Genome-Wide Association Study Reveals Distinct Genetic Susceptibility of Thyroid Nodules From Thyroid Cancer

Abstract

CONTEXT: Thyroid nodules are very common, and 7% to 15% of them are diagnosed as thyroid cancer. However, the inherited genetic risk factors for thyroid nodules and their associations with thyroid cancer remain unknown. OBJECTIVE: To identify the genetic variants associated with susceptibility to thyroid nodules in comparison with thyroid cancer. DESIGN AND SETTING: We performed a three-stage genome-wide association study for thyroid nodules. The discovery stage involved a genome-wide scan of 811 subjects with thyroid nodules and 691 subjects with a normal thyroid from a population-based cohort. Replication studies were conducted in an additional 1981 cases and 3100 controls from the participants of a health checkup. We also performed expression quantitative trait loci analysis of public data.
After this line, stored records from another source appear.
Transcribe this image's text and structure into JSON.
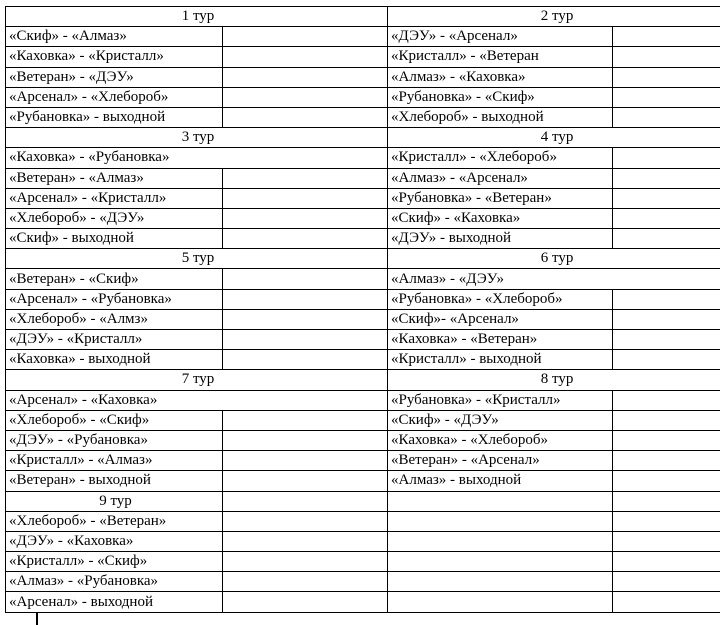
{
  "rounds": [
    {
      "title": "1 тур",
      "matches": [
        "«Скиф» - «Алмаз»",
        "«Каховка» - «Кристалл»",
        "«Ветеран» - «ДЭУ»",
        "«Арсенал» - «Хлебороб»",
        "«Рубановка» - выходной"
      ]
    },
    {
      "title": "2 тур",
      "matches": [
        "«ДЭУ» - «Арсенал»",
        "«Кристалл» - «Ветеран",
        "«Алмаз» - «Каховка»",
        "«Рубановка» - «Скиф»",
        "«Хлебороб» - выходной"
      ]
    },
    {
      "title": "3 тур",
      "matches": [
        "«Каховка» - «Рубановка»",
        "«Ветеран» - «Алмаз»",
        "«Арсенал» - «Кристалл»",
        "«Хлебороб» - «ДЭУ»",
        "«Скиф» - выходной"
      ]
    },
    {
      "title": "4 тур",
      "matches": [
        "«Кристалл» - «Хлебороб»",
        "«Алмаз» - «Арсенал»",
        "«Рубановка» - «Ветеран»",
        "«Скиф» - «Каховка»",
        "«ДЭУ» - выходной"
      ]
    },
    {
      "title": "5 тур",
      "matches": [
        "«Ветеран» - «Скиф»",
        "«Арсенал» - «Рубановка»",
        "«Хлебороб» - «Алмз»",
        "«ДЭУ» - «Кристалл»",
        "«Каховка» - выходной"
      ]
    },
    {
      "title": "6 тур",
      "matches": [
        "«Алмаз» - «ДЭУ»",
        "«Рубановка» - «Хлебороб»",
        "«Скиф»- «Арсенал»",
        "«Каховка» - «Ветеран»",
        "«Кристалл» - выходной"
      ]
    },
    {
      "title": "7 тур",
      "matches": [
        "«Арсенал» - «Каховка»",
        "«Хлебороб» - «Скиф»",
        "«ДЭУ» - «Рубановка»",
        "«Кристалл» - «Алмаз»",
        "«Ветеран» - выходной"
      ]
    },
    {
      "title": "8 тур",
      "matches": [
        "«Рубановка» - «Кристалл»",
        "«Скиф» - «ДЭУ»",
        "«Каховка» - «Хлебороб»",
        "«Ветеран» - «Арсенал»",
        "«Алмаз» - выходной"
      ]
    },
    {
      "title": "9 тур",
      "matches": [
        "«Хлебороб» - «Ветеран»",
        "«ДЭУ» - «Каховка»",
        "«Кристалл» - «Скиф»",
        "«Алмаз» - «Рубановка»",
        "«Арсенал» - выходной"
      ]
    }
  ]
}
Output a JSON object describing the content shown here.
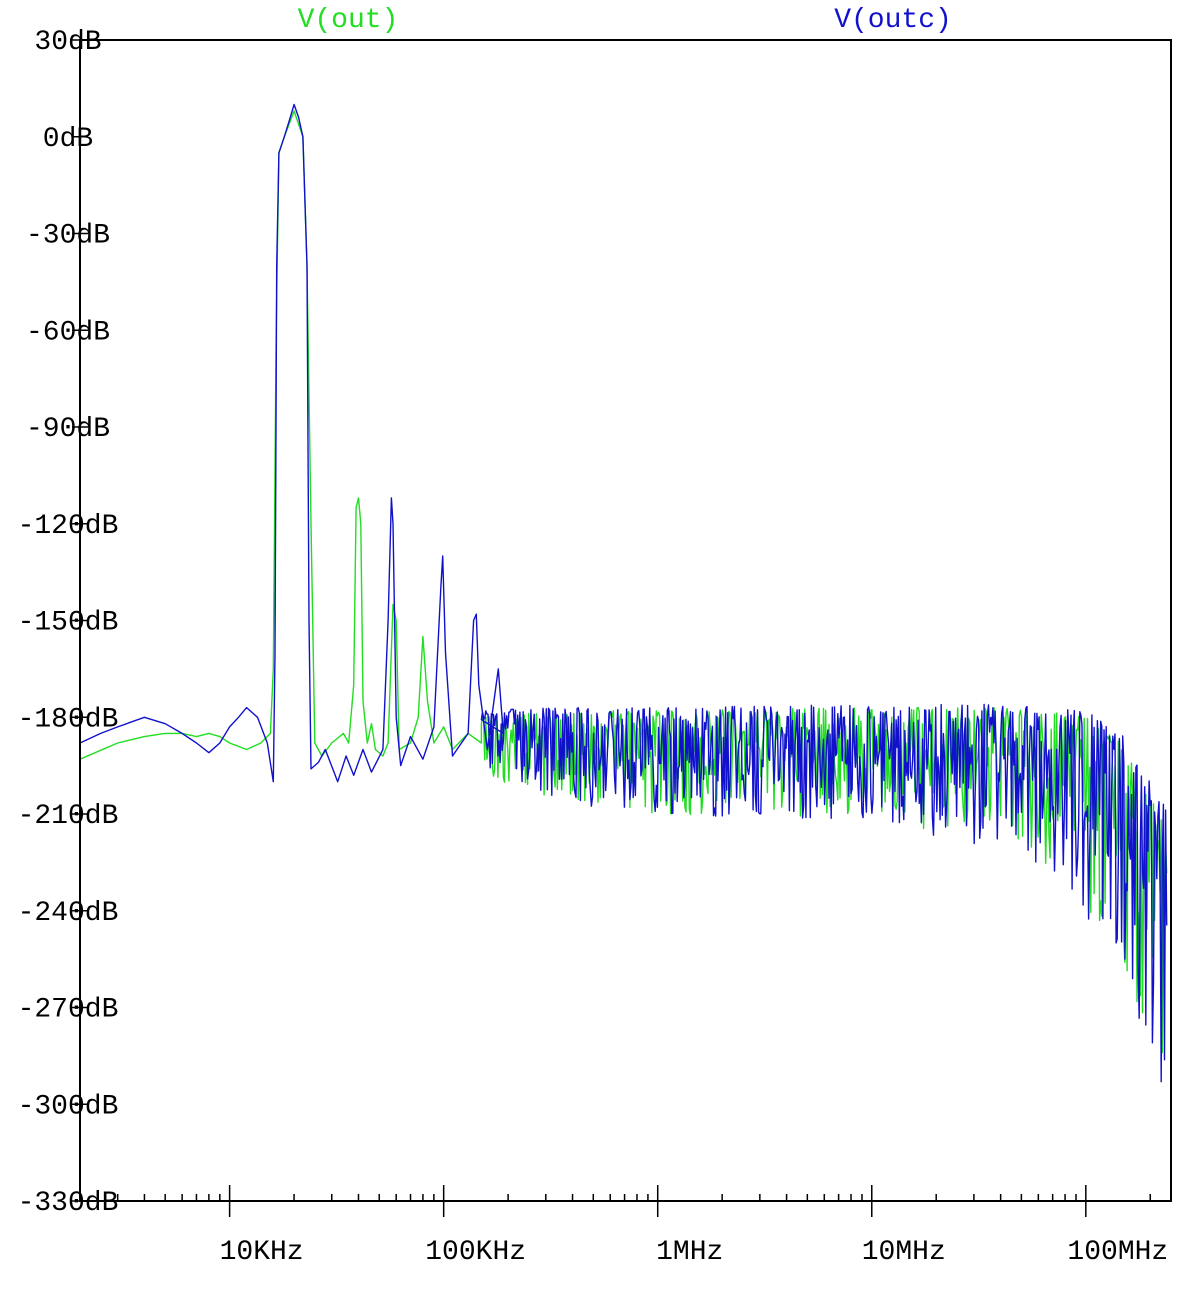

RESULTS: The most robust association was observed in TRPM3 (rs4745021) in the joint analysis (OR, 1.26: P = 6.12 x 10-8) and meta-analysis (OR, 1.28: P = 2.11 x 10-8). Signals at MBIP/NKX2-1 were replicated but did not reach genome-wide significance in the joint analysis (rs2415317, P = 4.62 x 10-5: rs944289, P = 8.68 x 10-5). The expression quantitative trait loci analysis showed that TRPM3 expression was associated with the rs4745021 genotype in thyroid tissues. CONCLUSIONS: To the best of our knowledge, we have performed the first genome-wide association study of thyroid nodules and identified a susceptibility locus associated with thyroid nodules, suggesting that thyroid nodules have a genetic predisposition distinct from that of thyroid cancer.